In The Silver Tassie, Mark-Anthony Turnage drew on the lyrical beauty of The Country of the Blind and the terse, demotic delivery of Greek to create a conventional opera on a grand scale. Seeing the first performance at the London Coliseum, I felt at times the overburdened orchestral textures threatened to overwhelm its dark force.

Certainly, Turnage’s predilection for lower vocal registers and bass instrumentation gives the work both its strong emotional undertow and its worst patches of fog. But ultimately, The Silver Tassie must stand or fall by its success in conveying the pathos of O’Casey’s play, about a crippled young blood returning from Flanders to an Irish village.

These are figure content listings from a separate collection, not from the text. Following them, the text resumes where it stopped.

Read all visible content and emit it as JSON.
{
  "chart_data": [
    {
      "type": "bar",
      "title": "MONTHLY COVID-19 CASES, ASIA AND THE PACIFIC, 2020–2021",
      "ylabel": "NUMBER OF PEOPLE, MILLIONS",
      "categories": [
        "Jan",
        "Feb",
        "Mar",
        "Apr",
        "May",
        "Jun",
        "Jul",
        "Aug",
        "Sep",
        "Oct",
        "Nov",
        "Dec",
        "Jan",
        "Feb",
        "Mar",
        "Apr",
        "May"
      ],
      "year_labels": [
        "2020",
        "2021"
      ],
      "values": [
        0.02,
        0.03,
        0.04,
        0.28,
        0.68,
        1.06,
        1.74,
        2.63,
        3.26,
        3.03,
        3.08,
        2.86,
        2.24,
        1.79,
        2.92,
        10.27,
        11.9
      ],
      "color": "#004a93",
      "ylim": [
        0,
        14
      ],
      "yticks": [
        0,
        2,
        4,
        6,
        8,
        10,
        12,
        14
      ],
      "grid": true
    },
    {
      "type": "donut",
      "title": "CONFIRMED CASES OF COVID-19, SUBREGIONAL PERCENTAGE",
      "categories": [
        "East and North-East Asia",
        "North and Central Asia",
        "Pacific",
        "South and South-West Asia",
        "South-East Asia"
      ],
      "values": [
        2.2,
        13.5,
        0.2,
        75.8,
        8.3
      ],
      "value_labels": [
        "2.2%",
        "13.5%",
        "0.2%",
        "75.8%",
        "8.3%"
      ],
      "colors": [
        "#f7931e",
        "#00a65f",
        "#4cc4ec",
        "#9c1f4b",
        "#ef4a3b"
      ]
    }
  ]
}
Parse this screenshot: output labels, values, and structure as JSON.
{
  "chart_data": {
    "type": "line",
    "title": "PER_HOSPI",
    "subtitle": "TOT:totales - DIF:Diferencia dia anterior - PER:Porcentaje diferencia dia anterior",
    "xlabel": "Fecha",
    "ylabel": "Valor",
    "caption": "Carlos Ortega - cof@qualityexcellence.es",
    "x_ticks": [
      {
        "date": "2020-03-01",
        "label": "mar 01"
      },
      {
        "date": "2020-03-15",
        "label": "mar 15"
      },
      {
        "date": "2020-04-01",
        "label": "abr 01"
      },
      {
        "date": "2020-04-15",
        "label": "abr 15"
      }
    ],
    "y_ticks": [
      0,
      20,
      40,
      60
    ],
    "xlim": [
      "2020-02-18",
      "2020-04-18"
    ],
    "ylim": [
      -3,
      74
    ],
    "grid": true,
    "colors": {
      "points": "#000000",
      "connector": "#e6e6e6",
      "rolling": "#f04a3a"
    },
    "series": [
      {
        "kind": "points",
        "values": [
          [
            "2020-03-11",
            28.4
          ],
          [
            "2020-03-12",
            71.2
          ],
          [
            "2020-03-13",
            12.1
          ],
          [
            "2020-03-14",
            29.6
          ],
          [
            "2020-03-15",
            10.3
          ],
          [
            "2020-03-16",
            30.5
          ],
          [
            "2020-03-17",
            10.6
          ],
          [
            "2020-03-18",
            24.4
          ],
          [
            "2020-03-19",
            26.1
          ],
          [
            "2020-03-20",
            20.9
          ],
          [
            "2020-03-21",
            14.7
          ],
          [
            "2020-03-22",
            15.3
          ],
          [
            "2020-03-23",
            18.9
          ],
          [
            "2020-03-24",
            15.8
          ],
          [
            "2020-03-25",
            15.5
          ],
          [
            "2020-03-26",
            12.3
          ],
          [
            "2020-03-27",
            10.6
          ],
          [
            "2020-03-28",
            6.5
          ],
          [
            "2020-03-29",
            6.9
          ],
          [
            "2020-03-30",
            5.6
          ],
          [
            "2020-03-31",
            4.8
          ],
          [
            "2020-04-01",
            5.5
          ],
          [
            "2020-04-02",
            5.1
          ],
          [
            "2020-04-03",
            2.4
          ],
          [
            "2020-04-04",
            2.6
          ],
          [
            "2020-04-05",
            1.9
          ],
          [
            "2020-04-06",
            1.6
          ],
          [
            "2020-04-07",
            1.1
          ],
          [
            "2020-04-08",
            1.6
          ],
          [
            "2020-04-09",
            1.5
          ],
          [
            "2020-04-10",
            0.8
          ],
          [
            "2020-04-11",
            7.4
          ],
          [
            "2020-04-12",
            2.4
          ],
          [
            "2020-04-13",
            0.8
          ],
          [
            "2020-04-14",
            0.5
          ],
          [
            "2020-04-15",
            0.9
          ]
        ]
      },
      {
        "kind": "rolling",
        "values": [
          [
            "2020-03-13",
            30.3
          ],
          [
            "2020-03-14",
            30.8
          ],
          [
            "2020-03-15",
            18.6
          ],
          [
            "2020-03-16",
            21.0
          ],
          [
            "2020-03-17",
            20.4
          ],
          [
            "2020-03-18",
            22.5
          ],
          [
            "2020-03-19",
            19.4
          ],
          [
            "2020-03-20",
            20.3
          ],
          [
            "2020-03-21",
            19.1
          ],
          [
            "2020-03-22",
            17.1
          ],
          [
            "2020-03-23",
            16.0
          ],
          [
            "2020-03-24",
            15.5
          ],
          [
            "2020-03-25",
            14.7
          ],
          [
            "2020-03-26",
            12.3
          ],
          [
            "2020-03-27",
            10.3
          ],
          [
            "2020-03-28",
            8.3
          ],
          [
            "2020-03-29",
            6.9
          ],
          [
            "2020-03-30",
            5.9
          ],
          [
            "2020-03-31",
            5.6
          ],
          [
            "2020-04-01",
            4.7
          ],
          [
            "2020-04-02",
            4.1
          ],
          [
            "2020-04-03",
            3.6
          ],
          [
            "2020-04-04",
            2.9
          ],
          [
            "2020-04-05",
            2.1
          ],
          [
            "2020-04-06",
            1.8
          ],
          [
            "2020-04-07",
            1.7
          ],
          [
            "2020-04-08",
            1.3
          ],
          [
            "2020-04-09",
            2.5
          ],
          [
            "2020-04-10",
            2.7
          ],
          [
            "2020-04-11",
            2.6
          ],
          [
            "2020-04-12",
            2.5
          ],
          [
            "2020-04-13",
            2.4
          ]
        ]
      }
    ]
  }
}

And on hearing this well-recorded live performance, its tragic power is not in question. Turnage himself viewed the opera from the start like a symphony, with a first-movement exposition, a string-heavy slow movement, a wind-dominated ‘scherzo’, and a finale constructed from curdled dance tunes. The whole is tightly organised and shot through with catchy motifs that slide from football chants at that start into the bitter rhetoric of despair.

Gerald Finley is magnificent as Harry, the sporting hero turned paraplegic, driven by physical energy and then pure anger. He sustains the role well, despite the often uniform shape and pacing of the lines. Sarah Connolly’s part as the nurse Susie was also written for her. From her first piercing warning, ‘God is looking at you’, she is a compelling presence, in fine voice. Mary Hegarty is a sweet-toned Jessie, though, like Connolly, she slips in and out of an Irish brogue. Less focused is Gwynne Howell as the Croucher, Prophet of Doom in the trenches: his monotonous declamations are not helped by a wide wobble, and the generally strong chorus sounds ropey here. I found the ‘slow’ movement the dramatic weak-point of the opera, as it is of the play: a soporific rather than chilling meditation on the futility of war.

More poignant is the penultimate lament of the blinded Teddy (the rich-voiced David Kempster) and Harry, to the keening accompaniment of a soprano sax. I wished at the time that the opera could have ended here, with its glacial brass chords. In fact, there is some even more extraordinary music in the final scenes, notably the serene coda, with its patter of fiddle and dancing feet.